Octodon reads time tracking data from a source like hamster or plain text files, processes it, allows you to modify or add to it, and writes it to one or more targets like jira or harvest.
If you mention (redmine or jira) tickets in your time log and also in commit messages, octodon pairs them up and suggests the commit messages as comments for your time bookings. Time that doesn't reference a ticket is regarded as overhead. Octodon divides it up and proportionally adds it to the other time tracking entries.
$ pip install octodon $ cp octodon.cfg.example ~/.config/octodon.cfg
See octodon.cfg.example
To be able to book time to redmine or harvest, you need to fill in the url, user and pass options in the respective section (redmine or harvest).

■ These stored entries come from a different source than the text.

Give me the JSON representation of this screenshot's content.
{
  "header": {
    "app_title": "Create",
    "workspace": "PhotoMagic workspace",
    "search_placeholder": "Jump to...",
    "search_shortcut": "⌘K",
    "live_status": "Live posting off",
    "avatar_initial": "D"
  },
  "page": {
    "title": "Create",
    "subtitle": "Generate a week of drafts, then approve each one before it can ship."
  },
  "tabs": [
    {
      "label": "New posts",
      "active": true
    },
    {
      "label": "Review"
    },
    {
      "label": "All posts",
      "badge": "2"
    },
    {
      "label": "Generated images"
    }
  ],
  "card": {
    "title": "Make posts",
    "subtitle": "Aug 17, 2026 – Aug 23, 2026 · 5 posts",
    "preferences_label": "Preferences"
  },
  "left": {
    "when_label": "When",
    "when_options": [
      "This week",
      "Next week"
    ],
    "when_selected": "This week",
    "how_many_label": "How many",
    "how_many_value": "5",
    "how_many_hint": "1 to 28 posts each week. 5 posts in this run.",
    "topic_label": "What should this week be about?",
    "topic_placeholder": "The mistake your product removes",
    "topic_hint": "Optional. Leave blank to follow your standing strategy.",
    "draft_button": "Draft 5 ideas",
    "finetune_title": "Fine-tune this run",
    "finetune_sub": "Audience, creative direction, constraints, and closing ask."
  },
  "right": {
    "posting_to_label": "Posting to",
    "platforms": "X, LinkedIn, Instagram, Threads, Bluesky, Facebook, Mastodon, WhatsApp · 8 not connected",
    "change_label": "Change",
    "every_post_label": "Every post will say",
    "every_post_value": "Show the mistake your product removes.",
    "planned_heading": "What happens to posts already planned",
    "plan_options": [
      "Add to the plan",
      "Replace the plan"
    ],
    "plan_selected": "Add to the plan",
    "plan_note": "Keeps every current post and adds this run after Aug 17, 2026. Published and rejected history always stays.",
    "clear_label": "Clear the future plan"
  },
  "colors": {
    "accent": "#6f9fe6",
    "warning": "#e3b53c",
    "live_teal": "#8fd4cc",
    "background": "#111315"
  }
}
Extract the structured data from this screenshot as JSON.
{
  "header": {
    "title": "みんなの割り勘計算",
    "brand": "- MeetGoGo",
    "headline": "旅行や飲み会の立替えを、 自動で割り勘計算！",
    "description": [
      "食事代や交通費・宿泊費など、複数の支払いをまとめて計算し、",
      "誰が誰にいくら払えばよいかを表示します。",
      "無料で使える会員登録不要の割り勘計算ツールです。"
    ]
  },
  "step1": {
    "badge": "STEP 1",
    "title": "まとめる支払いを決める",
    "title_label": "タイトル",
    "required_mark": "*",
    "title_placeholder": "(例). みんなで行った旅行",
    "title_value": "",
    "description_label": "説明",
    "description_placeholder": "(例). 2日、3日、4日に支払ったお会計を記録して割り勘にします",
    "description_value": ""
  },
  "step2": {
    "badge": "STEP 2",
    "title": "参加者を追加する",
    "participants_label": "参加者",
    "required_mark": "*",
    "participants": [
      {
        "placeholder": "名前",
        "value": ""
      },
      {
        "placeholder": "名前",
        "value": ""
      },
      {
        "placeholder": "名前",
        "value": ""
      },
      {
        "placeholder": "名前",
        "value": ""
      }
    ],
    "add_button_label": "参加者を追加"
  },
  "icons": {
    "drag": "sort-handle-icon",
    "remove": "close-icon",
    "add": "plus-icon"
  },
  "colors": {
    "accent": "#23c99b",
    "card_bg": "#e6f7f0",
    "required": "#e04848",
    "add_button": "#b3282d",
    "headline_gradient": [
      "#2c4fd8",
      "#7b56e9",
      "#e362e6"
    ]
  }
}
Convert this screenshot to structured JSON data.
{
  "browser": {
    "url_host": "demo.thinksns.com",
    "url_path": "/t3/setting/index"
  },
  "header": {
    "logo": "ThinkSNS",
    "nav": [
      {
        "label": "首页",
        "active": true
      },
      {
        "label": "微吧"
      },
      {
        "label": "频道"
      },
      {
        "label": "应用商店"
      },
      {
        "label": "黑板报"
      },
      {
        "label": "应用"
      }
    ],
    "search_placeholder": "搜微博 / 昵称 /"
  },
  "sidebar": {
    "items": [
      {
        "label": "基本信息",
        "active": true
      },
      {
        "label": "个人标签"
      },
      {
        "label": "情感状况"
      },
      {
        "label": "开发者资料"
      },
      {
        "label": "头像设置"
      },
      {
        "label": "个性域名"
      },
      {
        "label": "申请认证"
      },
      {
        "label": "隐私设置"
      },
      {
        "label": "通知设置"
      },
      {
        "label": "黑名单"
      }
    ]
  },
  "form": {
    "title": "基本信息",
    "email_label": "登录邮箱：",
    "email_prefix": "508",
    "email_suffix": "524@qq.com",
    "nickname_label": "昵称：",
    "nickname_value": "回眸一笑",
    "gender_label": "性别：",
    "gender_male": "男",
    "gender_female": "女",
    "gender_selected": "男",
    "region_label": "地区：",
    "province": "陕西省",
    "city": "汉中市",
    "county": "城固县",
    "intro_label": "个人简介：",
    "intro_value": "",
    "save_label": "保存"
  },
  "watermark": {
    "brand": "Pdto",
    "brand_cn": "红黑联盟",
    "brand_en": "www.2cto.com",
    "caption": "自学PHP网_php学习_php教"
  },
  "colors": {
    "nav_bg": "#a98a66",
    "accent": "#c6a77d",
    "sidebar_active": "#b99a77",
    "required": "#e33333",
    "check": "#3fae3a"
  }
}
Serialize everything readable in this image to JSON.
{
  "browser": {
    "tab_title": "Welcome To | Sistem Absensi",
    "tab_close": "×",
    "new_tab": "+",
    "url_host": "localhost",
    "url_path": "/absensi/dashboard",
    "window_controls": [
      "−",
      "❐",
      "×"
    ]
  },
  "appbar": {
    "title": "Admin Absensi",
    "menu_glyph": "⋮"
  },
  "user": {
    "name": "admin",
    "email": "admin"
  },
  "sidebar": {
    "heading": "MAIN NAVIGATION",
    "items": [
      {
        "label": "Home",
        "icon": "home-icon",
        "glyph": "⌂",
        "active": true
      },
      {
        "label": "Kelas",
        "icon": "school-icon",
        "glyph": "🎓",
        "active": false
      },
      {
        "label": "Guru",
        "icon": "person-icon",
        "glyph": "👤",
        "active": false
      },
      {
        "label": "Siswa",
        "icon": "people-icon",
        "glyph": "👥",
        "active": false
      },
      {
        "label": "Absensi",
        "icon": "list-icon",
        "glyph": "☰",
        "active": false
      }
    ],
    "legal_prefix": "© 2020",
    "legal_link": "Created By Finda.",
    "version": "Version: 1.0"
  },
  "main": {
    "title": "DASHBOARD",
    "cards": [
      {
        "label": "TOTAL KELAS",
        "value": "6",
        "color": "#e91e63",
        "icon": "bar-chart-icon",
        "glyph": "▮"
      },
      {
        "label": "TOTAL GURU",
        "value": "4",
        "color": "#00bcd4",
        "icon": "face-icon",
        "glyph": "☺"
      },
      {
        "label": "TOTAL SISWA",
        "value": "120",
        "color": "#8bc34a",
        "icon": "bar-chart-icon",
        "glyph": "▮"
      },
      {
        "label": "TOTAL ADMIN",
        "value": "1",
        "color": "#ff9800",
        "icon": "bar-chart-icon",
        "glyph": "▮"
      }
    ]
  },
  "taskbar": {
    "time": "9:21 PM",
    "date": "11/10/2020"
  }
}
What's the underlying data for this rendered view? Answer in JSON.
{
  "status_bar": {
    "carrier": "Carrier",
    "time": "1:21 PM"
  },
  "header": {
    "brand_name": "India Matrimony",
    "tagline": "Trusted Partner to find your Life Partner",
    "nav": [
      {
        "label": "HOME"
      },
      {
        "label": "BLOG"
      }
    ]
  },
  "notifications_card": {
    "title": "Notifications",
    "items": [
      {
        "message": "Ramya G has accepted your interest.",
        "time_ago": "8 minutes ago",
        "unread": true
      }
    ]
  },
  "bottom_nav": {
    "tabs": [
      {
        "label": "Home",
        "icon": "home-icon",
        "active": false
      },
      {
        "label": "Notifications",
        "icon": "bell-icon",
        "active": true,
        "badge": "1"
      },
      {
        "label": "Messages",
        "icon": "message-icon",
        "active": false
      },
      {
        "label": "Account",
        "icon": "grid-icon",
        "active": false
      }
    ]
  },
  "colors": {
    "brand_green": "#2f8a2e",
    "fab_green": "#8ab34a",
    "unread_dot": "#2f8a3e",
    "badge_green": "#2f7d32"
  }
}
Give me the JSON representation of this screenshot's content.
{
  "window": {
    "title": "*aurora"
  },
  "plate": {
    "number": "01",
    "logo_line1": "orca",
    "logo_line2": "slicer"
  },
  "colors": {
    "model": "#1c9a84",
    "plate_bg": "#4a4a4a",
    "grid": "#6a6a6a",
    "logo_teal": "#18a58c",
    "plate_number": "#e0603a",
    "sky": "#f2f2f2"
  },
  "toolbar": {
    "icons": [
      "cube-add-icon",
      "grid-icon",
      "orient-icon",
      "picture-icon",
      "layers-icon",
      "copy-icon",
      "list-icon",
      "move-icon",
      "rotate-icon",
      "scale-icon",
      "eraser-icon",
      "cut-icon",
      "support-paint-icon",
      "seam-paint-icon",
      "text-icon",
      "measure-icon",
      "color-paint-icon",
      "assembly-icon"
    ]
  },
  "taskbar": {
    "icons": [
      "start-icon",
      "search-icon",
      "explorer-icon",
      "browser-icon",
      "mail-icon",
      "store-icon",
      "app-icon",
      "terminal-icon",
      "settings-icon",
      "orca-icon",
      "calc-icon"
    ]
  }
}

For the source option you can choose hamster, orgmode or plaintext. orgmode needs a section [orgmode] with an entry filename. Octodon will expect a time tracking report table in this file. plaintext needs a section [plaintext] with an entry log_path. This can be a path to a file, a folder, or a glob, specifying data in a format like this:
2019-12-04: 0805 PROJ-123: improve deployment infrastructure 0915 0930 daily standup 0945
The vcs option currently supports git and svn. In the git and svn sections you can use the repos option to specify paths to repositories, one per line, that will be searched for log entries from the relevant date. In git the author option may hold a string that will be used for filtering for authors, i.e. will be passed with --author to git when retrieving the log. If it is ommitted, all log entries will be considered.
octodon
or for other dates than today
octodon --date=20130523
Relative dates are supported as well, e.g. for the day before yesterday
octodon --date=-2
For a simple command-line interface run
octodon shell
The most important commands are edit, which lets you review and modify the time tracking data, and book, which writes it to the configured target(s) (e.g. harvest). Type help to get a list of commands.
You can install the vim plugin via vundle, pathogen, etc. by adding this to your .vimrc:
Plugin "reinhardt/octodon"
If you have a plaintext time log file open, the command :OctodonTimeSum shows you the total time tracked today.
:OctodonClock inserts the time at the beginning of the current line and if a jira ticket number is on the line it adds the ticket's summary.